Hello, internet.
The writing progresses, despite the patent insanity of working two restaurant jobs at once. It amounts to a full time job and a half. Every day including weekends. But it keeps the bills paid and the groceries coming in.
In the chinks of time between novelling, shuffling scenes in short stories, and dishing out cappuccinos and beer cheese (not together, please), I’ve been finding myself filled with the curious urge to write poetry.
The title of this entry comes from a quote of Robert Frost’s (not, I admit, one of my favorite poets, but this quote is terribly apt):
‘A poem…begins as a lump in the throat, a sense of wrong, a homesickness, a lovesickness.’
Quite.
Anyway. I have been writing poetry, and thinking about how it is different from prose. In poetry workshop, the subjectivity of critique reaches a fever pitch. For fiction, it is simple to point out plot holes, character inconsistencies…any number of concrete issues. But how does one critique poetry, or, once receiving critique, then edit? How does one even approach a poem critically? *flailing forever*
You know what, guys? I’m not even going to try answer those questions, because you can go find really smart people who use large words in academic essays to attempt it. And I’ve talked about them with other poets and writers. And they’re not what I set out to talk about here.

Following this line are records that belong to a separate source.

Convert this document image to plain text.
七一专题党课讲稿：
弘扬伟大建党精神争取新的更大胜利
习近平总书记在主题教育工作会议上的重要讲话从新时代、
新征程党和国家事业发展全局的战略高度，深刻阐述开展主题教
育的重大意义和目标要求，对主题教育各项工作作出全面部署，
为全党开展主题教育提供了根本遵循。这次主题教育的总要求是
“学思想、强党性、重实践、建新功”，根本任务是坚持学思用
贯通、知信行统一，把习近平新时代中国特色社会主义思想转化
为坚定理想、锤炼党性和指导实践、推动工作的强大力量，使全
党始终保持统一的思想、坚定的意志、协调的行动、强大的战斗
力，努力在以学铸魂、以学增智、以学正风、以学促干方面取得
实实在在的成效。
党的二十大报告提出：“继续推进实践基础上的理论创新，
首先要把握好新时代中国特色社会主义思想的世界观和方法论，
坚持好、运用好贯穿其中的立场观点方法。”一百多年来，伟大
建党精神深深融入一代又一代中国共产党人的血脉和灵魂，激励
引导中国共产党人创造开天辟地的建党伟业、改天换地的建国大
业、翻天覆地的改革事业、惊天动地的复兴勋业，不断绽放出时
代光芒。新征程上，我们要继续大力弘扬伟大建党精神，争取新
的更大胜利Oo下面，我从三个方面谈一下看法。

I am going to say, there is a sense somewhere between the head and the gut, an itch that tells you when a poem is not what it could be. A sense of growing, glowing satisfaction and pain and pleasure when you know it is getting close. It moves from a mess, to something you recognize as the feeling you were trying to convey, until it transcends your feelings and moves into something beyond. Something you can read almost objectively, simply for the pleasure of the way the words move, the way they make you feel what you felt while lending the feelings the patina of an ancient piece of art, something to be appreciated for its beauty as well as its significance.
Perhaps this is just me–most of my poetry is obscenely confessional (not as in, obscene like the Hays code would preclude putting it to film. Obscene as in over the top, too much, might be embarrassing if it weren’t in a poem and you said it to someone while you were a bit drunk). Putting the confessions into lines and scansion and imagery, though…it takes the power of the feeling and puts it into a place of aesthetics.
Poetry distills images and emotion. The resultant liquor is a whiskey worth sipping.
If you don’t believe me, or do and would like to drink a draught of poetical libation, here is my favorite poem.
Apologies for my admittedly flowery language in this entry. My only defense is…well, I mean, did you read it? I’ve been composing poetry. I’m in the zone.